In architecture, they serve a pragmatic purpose of duality:  they divert unwanted seepage of water by redirecting it away from the side of a structure, but moreover, they serve the equally important spiritual task of keeping evil spirits at bay.

In everyday life, the concept can take on multiple meanings; of a grotesque figure unattractive on the outside, but encompassing an unseen beauty within through his or her thoughts, concerns and conceptual constructs; or of the monster which stays hidden within a tortured soul, where the fantasy of our own imaginations loom larger than the realities we may face; or, further, denoting phantasm from Medieval days where knights and dragons slayed have returned in more subtle forms of windmills left churning in the fields of fear of our own making.

All of them are barely noticed, now; onlookers pass by the structures which jut with such figures of antiquity; of monsters and grotesque figurines, we barely notice in this technological universe of pragmatism where fantasies of spiritual fears are dismissed as mere shams abbreviated from the shamans of yore; and of those looming monsters which haunt us in the nightmares of sleepless hours?

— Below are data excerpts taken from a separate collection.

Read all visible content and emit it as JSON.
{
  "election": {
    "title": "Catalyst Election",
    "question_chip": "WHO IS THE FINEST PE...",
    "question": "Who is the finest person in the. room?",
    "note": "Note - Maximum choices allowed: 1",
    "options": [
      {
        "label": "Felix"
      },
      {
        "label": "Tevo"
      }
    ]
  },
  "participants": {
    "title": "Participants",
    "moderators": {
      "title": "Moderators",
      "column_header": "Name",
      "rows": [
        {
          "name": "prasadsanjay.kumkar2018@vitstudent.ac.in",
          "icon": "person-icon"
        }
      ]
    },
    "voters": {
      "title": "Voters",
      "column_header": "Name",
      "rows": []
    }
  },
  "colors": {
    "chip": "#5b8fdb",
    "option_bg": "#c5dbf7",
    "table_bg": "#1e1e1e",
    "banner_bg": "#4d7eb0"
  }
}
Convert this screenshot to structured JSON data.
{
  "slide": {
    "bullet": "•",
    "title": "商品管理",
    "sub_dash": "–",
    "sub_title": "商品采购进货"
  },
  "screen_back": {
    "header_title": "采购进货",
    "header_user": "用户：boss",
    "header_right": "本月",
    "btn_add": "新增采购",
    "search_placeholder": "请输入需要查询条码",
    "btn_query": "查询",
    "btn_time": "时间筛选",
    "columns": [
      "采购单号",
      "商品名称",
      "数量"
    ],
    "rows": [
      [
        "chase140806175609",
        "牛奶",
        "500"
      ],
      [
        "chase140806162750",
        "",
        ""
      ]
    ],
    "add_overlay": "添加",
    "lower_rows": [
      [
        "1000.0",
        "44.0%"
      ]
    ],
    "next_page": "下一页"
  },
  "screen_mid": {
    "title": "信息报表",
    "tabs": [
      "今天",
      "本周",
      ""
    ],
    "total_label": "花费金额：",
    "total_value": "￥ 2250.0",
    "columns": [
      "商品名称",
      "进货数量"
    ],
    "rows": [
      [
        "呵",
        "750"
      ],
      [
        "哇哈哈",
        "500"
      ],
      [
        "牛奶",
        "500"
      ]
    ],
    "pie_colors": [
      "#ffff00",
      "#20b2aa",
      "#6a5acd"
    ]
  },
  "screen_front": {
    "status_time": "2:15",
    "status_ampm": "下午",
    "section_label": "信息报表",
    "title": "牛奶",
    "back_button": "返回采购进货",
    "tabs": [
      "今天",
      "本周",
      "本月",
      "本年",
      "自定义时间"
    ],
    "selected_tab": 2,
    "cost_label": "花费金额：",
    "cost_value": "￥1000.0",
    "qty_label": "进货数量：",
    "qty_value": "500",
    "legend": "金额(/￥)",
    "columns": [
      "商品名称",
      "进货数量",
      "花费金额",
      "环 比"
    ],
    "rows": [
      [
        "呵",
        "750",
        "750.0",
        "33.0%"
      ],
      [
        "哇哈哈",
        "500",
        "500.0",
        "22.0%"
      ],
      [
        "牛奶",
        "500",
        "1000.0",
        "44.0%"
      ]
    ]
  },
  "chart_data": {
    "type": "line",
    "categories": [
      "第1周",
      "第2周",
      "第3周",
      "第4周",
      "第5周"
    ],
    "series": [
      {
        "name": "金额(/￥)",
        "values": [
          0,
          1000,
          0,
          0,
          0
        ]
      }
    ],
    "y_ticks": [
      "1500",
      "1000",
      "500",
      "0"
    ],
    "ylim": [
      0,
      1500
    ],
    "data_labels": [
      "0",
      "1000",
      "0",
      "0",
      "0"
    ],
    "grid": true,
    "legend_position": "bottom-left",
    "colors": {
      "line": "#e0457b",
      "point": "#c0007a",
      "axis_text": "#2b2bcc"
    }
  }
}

Pharmacology and the innane science of hope have become the masters of our fate, as Darwinian determinism has replaced the Oracles of ponderous paths.  There are no more mindful gargoyles; only materialism and the tactile reality of a virtual universe we have created in repose of empty caverns, where vacuity of thought is mistaken for profound moments of cognitive clarity, when in truth it is the dissonance of our own creation which leaves us trembling in the corners of our own fears, paralyzed with haunting thoughts and haunted imaginings.

But that we could return to the days of Tom and Huck, and win the heart of Becky Thatcher in braided pigtails of forgotten innocence; but, then, we would have to give up all of those “advances” we are lectured about by insistent voices booming in megaphones of self-interested diatribes.

For Federal employees and U.S. Postal workers, of course, the mindful gargoyle is of utmost importance.  For, it is that symbol and pablum of life that interjects and disrupts; the fears which prevent us from progress are precisely those which loom larger in the creativity of our own minds, where such phantoms preventing steps taken to move forward are the ones which need to be slain in mind first, then in the world outside.

That is why, often, the first step in the long bureaucratic process of preparing, formulating and filing for Federal Disability Retirement benefits through the U.S. Office of Personnel Management, whether the Federal or Postal employee is under FERS, CSRS or CSRS Offset, is to speak with an Attorney, in order to “objectively” assess one’s chances and develop pragmatic steps towards a potentially successful outcome.

For, in the end, preparing, formulating and filing for Federal Disability Retirement benefits should reflect a pragmatic purpose — somewhat like the architectural utility of the gargoyles seen on structures of Medieval contortions, and not left in the dusty attics of fearful minds and monsters unslain in the deep recesses of cringing thoughts.